Many of the animal welfare principles in this workshop were adapted from work conducted on farm animals. In 2017 Hannah and Sabrina worked with the Royal Dutch Society for the Protection of Dogs (RDSPD) and independent researcher Suzy Deurinck to adapt the workshop to suit to assess and improve the welfare of shelter-housed dogs in the Netherlands. Prior to the workshop Suzy Deurinck collected data to gain insight on routines, opportunities and challenges of caring for dogs in one shelter. On Tuesday the 4th of September Sabrina led a workshop in the Netherlands on 24/7 concepts of animal welfare, discussing animal welfare from a broad science and practical perspective using examples from zoos and aquariums, as well as farm, laboratory and companion animals. The workshop was fully booked, and 35 delegates from 10 different shelters worked on the workshop in small groups. To conclude the day the groups were asked to provide a few ideas for immediate improvement in the shelter or category (e.g. caring for elderly dogs, high energy dogs) they focused on. All groups have until the end of September to submit their ideas. A jury will review the submitted ideas and a prize sponsored by the RDSPD for best idea, the most effective and, where possible, country wide opportunity for change, will be awarded on the 4th of October, World Animal Day. 

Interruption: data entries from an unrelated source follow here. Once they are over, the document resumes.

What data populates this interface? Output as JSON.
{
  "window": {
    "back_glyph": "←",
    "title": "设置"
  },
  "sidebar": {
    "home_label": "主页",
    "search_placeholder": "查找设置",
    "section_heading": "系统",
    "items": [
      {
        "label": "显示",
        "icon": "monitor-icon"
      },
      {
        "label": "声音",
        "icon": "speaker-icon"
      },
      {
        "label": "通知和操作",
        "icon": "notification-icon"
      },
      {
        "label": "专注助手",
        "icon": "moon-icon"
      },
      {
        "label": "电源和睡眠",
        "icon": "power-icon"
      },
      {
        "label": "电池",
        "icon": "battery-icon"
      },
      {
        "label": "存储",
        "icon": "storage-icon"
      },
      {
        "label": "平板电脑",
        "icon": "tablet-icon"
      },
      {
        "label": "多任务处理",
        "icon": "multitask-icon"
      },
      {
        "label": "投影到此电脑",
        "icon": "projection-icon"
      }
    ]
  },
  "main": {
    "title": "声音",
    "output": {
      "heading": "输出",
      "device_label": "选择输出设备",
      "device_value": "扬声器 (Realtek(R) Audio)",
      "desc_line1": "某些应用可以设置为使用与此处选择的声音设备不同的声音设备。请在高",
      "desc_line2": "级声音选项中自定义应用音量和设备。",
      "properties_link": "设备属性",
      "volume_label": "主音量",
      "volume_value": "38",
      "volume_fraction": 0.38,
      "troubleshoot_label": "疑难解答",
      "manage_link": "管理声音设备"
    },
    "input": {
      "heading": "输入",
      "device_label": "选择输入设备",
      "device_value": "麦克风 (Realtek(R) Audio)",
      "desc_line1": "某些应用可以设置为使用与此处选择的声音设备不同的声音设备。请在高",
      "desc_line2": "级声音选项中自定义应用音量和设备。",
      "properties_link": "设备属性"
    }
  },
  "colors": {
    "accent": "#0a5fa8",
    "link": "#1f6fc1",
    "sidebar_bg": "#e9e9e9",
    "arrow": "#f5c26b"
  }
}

Whether we care for wild animals in zoos and aquariums, companion animals in our home, or animals who find themselves in shelters, laboratories or farms, there are always opportunities care, to collaborate. To share science, best practice, to have empathy and compassion, to think about how we can make a difference for animal regardless of where they are. Sabrina lives with the philosophy of ‘I see you' - to see all animals, domesticated or wild, visible or in places which are often hidden from the public eye. To keep in mind that we can make a difference, to ask every day, "Have you enriched a life today?" Many zoos and aquariums are active in urban and other wildlife conservation, in local and overseas animal welfare programs, and your knowledge can also brighten the lives of animal in local shelters or rescue centers.